We are delighted to be working with NHS England in a landmark project that is trying to increase adherence in patients with Type 2 Diabetes.
What is Diabetes?
Diabetes is one of the most prevalent conditions in the England with an estimated 3.7 million people diagnosed with the condition in the UK, and according to Diabetes UK, this is likely to rise to almost 5 million people by 2025. Diabetes is a condition where there is too much glucose in the blood and the body cannot use it properly. This happens because the pancreas produces too much insulin, or not enough, or the insulin it produces is not able to work properly. Insulin is essential for unlocking cells to allow glucose to enter to fuel the cells. If it cannot do that, it builds up in the blood.
There are two main types of Diabetes, although very recent research has identified five different strands. People who cannot produce any insulin have Type 1 and this occurs in about 10% of Diabetics. This is treated mainly by insulin injections. About 90% of people diagnosed with Diabetes have Type 2; this is when the body does not make enough insulin, or for some reason it does not work effectively. Whilst there are some genetic factors that influence this, the main drivers tend to be lifestyle and being overweight.
Why is the NHS so concerned?
The NHS spends over £10 billion pounds a year treating Diabetes, and the cost to the broader economy is even higher; research has estimated this at over £25 billion a year, and this excludes the effect on patients mental well being. For example, people with Diabetes suffer from poor mental health. Type 2 Diabetes can be managed - it is when it is not that serious complications arise such as Heart Diseases, Amputations, Kidney Failure and Neurological disorders, amongst many others. Researchers are still working on these links, but it is clear they do exist. 24,000 people a year die early because they have Diabetes. Clearly there is a problem that needs to be addressed through better care, improved self-awareness more research.
What is the Study about?
The NHS is keen to help patients take their medication as prescribed.

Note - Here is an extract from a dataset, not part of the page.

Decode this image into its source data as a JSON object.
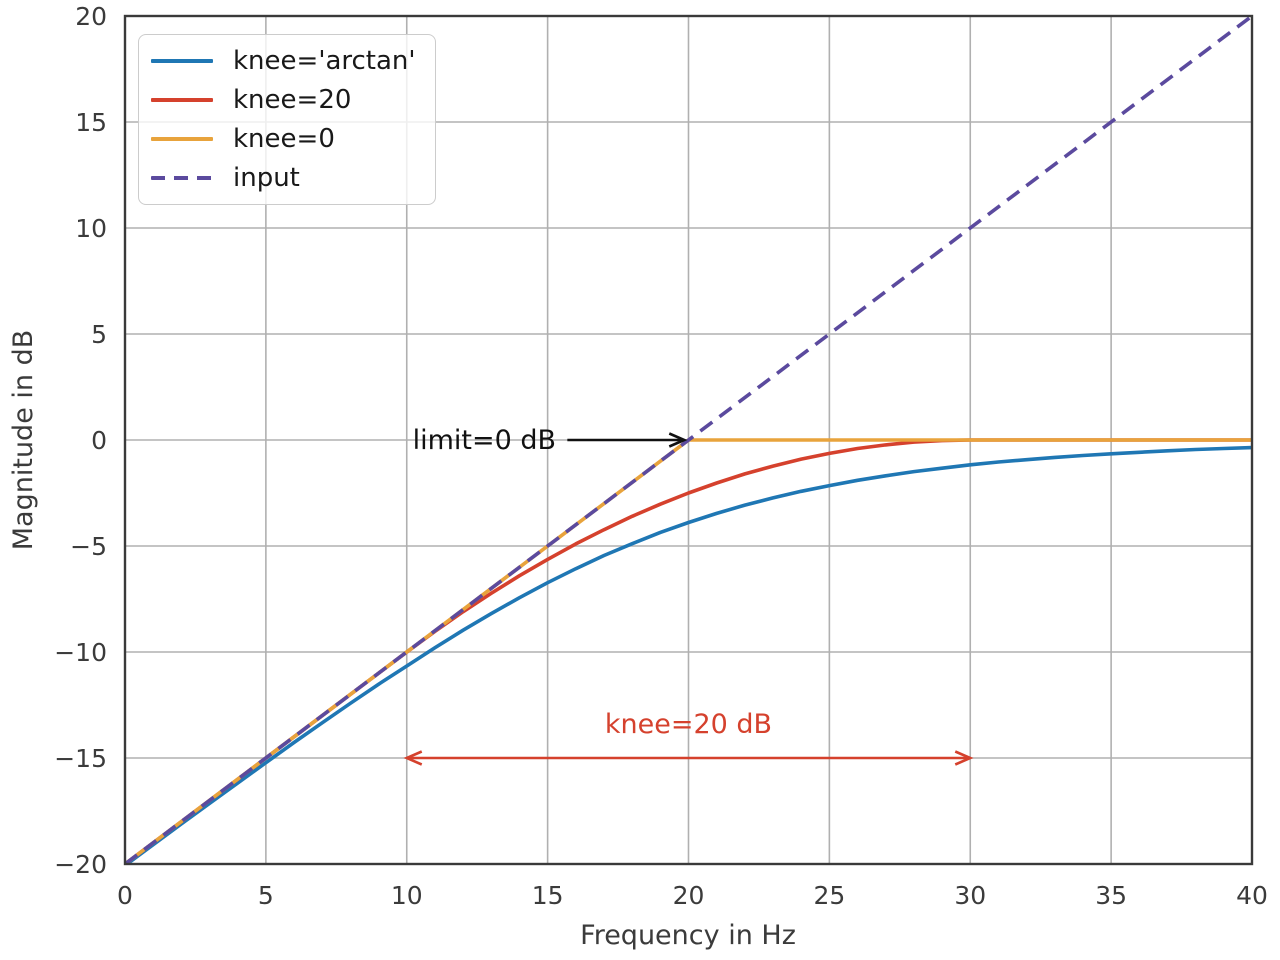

There is a large amount of research, including by organisation such as the World Health Organisation and the NHS, that less than 50% of the patients take their medication as prescribed. With advances in technology, the NHS believes that patients can be assisted to improve their adherence, and thereby manage their condition better. If this also saves the NHS money, then all the better.
NHS England selected the YOURmeds product as one of the best ways of helping patients take their medication. YOURmeds is seen as ground breaking in that it uses technology to bring people together, where every person in a patient's support network 'buys-in' to their care. Initial work done by YOURmeds suggests that people who have had a lot of difficulty managing their medication regimes, after a few months on YOURmeds, are taking their medication correctly in more than 7 times in 10. This is seen very positively in the clinical field.
The Study will recruit 156 patients diagnosed with Type 2 Diabetes and independently assess them over a three month period. What is being measured is whether their adherence has increased over the period. Public Health England will evaluate the results and assess implications across England as a whole. HRA Approval has been obtained, and patient recruitment will start shortly.